1 Woodfield Road, Harrogate, North Yorkshire. HG1 4LN

Creative Group

For some time I have been thinking and praying about setting up some sort of creative group at Church, probably with a focus on stitching (knitting, crochet and sewing related crafts), to be held fortnightly on a Monday morning, alternating with the Monday Fellowship and hopefully starting this autumn. It might take the form of a drop-in coffee morning where people bring their crafts to do, but it could grow into something else. I am looking for a smallgroup of people, who’d be willing to help, initially to discuss the practicalities of setting up the group and also others to share welcoming/hosting/catering responsibilities. The benefits of such a group and reasons for starting it could be as follows.

We are a multi-talented church; I can think of people who knit, stitch, paint, crochet, weave and can do macramé. (How many more God given hidden creative and practical gifts are out there?) There will be many people in our immediate local area who also have such talents. Social media sites like Instagram and Pinterest have created an online ‘community’ where people share ideas and inspire each other, but it’s not quite like sharing ideas, skills and talents with others in the same room.

Having attended two knitting and stitching groups recently, I have reflected on the possible benefits to for those who may be lonely or who find new social situation difficult. Your hands are busy with a project, so you don’t have to necessarily chat. But you are still with other people and you have automatically have a conversation starter – what you’re making – and a shared interest.

It is suggested that engaging in the creative arts promotes good mental health. In our multitasking world, whilst sewing or knitting etc, you are focusing on just one thing, meaning that it can become meditative and calming, like a form of mindfulness. Apparently, knitting can lower blood pressure and hand stitching is rhythmic like a heartbeat. (Google “Slow Stitching” for more information on this theme.)

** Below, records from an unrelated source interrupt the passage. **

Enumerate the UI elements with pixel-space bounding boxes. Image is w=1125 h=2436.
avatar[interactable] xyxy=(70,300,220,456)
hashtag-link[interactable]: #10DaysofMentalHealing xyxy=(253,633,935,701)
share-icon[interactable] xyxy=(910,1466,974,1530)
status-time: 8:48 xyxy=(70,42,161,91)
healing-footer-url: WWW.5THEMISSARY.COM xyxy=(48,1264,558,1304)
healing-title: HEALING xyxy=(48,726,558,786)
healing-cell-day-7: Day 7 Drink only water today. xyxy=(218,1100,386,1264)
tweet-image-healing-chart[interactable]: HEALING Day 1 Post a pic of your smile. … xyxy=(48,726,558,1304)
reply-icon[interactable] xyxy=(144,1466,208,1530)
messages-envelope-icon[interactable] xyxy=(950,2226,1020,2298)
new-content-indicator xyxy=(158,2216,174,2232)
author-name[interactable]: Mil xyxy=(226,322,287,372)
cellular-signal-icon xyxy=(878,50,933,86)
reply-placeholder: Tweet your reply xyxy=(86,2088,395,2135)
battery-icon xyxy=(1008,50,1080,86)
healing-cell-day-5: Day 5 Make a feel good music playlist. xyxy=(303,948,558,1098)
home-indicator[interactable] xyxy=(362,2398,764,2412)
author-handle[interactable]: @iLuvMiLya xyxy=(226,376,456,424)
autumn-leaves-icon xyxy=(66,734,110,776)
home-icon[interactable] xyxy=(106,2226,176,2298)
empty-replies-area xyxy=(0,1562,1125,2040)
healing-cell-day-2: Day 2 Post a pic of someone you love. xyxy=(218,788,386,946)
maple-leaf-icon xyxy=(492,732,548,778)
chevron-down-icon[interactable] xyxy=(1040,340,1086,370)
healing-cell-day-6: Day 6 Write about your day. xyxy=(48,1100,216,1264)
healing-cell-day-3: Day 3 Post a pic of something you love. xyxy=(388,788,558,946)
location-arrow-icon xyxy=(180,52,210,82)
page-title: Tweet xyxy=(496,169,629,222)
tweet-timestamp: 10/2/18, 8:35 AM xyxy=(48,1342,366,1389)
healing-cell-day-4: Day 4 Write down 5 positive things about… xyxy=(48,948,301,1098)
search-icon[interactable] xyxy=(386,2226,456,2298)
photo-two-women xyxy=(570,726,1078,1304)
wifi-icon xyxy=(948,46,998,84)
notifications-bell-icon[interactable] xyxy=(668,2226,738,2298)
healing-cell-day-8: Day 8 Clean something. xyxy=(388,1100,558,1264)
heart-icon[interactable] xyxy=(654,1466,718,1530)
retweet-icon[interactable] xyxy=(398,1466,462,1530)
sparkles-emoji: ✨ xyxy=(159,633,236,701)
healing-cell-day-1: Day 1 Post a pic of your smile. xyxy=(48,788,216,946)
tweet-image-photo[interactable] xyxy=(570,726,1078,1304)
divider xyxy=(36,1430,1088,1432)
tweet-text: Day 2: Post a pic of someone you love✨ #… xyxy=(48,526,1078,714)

There are also the hot topics of recycling, reusing, up-cycling and reducing plastic etc which are also linked to things being handmade. Beeswax coated sandwich wraps, and washable fabric make up remover pads are out there! There’s a big dressmaking revival too.

I am cautious about running before we can walk or being over ambitious, but at our ideas morning, Alan encouraged us to think big by not put obstacles in the way of what visions we might have. So, maybe with God’s help and our faith, the following could be achieved:
– bringing people to God through creativity
– using our practical skills to help others
– guest speakers and workshops
– links with local businesses
– open morning with displays of work or demonstrations
– inviting in a primary school class to teach them a traditional craft
– working on items for charity- mini workshops run by people in the group
– making items for children in hospital/the bereaved. (Someone told me recently about how she sews bags for the bereaved to take home loved ones’ effects from hospital, rather than them taking them home in a plastic bag.)
– challenges. (At the moment The British Heart Foundation is running “The Big Stitch” for people to use fabric from an item of clothing bought in one of their charity shops, into something new.)
– having another parallel group running in the hall/church for others with different creative or practical skills. Please Google “Men’s Sheds” for information on a fantastic and very successful initiative. (That’s not suggesting that any of our groups would be gender specific.)

Please:
– pray for the setting up of the group
– let me know if you’d like to help in the setting up of the group and attending a meeting in early September.
– let me know if you don’t want to help set it up but might be interested in coming along and helping or just coming along.
– Give me suggestions for a name for it! I’ve come across “Knit and Natter” “The Knox Knitters” “Sew Saturday” and “Crafternoon” for other groups.